I am Isabelle Dervaux, Acquavella Curator of Modern and Contemporary Drawings. This is the exhibition Drawn to Greatness: Master Drawings from the Thaw Collection.

This drawing by a Spanish artist Juan Gris is a superb example of Cubism, a movement launched by Braque and Picasso in Paris in 1907. Gris, who had moved from Madrid to Paris in 1906 and who was a close friend of his compatriot Picasso, embraced the style a few years later.

The fragmentation and decomposition of the head in this drawing are typical of the Cubist approach, which rejects conventional use of perspective and modeling in the depiction of the real world. Instead, objects are seen from several angles at the same time.

Here, for instance, one ear is frontal, while the other is in profile. The hat is at once rectangular and circular to evoke its cylindrical shape. The superposition of different planes builds the figure in space, suggesting its volume without recourse to traditional perspective.

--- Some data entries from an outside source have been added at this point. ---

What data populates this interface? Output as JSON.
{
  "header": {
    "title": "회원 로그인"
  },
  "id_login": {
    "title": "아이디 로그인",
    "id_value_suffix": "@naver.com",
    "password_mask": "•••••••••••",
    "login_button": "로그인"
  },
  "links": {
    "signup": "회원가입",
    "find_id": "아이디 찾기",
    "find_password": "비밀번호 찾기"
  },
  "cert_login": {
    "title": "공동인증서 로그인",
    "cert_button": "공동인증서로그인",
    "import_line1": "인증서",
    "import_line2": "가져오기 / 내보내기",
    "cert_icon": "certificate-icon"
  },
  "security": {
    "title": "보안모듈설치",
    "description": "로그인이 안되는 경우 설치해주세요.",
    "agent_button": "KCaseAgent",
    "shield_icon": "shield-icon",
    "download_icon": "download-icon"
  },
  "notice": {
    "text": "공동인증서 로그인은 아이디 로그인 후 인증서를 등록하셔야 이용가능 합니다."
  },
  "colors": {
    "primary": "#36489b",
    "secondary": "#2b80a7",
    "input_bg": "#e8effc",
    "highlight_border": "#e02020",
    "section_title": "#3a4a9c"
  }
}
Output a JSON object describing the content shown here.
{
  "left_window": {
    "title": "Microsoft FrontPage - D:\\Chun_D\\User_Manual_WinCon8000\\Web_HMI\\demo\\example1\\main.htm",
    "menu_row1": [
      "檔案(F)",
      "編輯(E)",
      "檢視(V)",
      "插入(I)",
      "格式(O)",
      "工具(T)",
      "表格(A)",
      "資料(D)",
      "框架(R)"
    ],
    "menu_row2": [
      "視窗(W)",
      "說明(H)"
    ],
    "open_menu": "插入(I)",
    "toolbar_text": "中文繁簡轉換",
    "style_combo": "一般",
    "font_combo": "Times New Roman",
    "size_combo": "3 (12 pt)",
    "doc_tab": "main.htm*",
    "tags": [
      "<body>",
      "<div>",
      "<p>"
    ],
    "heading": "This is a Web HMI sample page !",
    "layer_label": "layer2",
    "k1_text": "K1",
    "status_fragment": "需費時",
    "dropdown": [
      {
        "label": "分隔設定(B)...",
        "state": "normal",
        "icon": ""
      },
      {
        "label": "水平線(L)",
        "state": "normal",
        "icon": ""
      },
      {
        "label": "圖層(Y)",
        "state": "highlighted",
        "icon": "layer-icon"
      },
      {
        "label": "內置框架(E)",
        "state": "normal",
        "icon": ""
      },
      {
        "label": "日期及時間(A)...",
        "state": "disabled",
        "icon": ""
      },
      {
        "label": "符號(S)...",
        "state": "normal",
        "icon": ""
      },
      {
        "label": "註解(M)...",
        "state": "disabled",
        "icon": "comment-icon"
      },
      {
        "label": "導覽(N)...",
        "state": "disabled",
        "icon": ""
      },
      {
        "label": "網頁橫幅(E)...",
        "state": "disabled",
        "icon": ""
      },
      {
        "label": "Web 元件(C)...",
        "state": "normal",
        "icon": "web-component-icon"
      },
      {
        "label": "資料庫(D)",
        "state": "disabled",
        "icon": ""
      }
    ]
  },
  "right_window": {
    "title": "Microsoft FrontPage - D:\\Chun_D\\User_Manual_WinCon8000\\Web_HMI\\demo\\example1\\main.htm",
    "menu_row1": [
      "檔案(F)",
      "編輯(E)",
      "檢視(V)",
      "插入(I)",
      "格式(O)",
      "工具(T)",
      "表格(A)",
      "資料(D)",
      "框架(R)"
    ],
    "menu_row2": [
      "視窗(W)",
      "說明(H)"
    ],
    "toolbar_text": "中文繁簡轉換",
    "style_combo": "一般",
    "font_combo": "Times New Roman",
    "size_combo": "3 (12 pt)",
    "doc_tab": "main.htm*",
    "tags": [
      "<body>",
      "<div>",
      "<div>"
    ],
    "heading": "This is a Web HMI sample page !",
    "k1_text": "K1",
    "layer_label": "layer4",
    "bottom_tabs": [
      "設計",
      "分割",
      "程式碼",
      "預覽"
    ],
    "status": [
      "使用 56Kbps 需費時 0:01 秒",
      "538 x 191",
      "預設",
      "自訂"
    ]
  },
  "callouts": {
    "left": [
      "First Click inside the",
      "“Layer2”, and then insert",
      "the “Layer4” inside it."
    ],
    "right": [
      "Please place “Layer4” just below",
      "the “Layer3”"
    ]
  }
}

This drawing is a study for a painting or more precisely for a detail of a painting that represents a man seated at a table in a cafe. In the painting, the head of the man is the part that presents the most complex fragmentation, which explains that Gris worked it out first in preparatory studies.

In fact, the drawing is particularly interesting because it shows the difficulties Gris encountered in composing the image. In the lower half, you can see many traces of erasures, which reveal the intensive process of trial and error that the artist went through to create the figure.

Gris's Cubism differs from that of Braque and Picasso through a greater emphasis on structure, yet despite the cerebral aspect of his method there is a certain humor in the drawing. The distortions of the face, for instance, have a comical effect, which reminds us that for many years before he was able to sell his paintings, Gris had been earning his living by making caricatures for satirical magazines.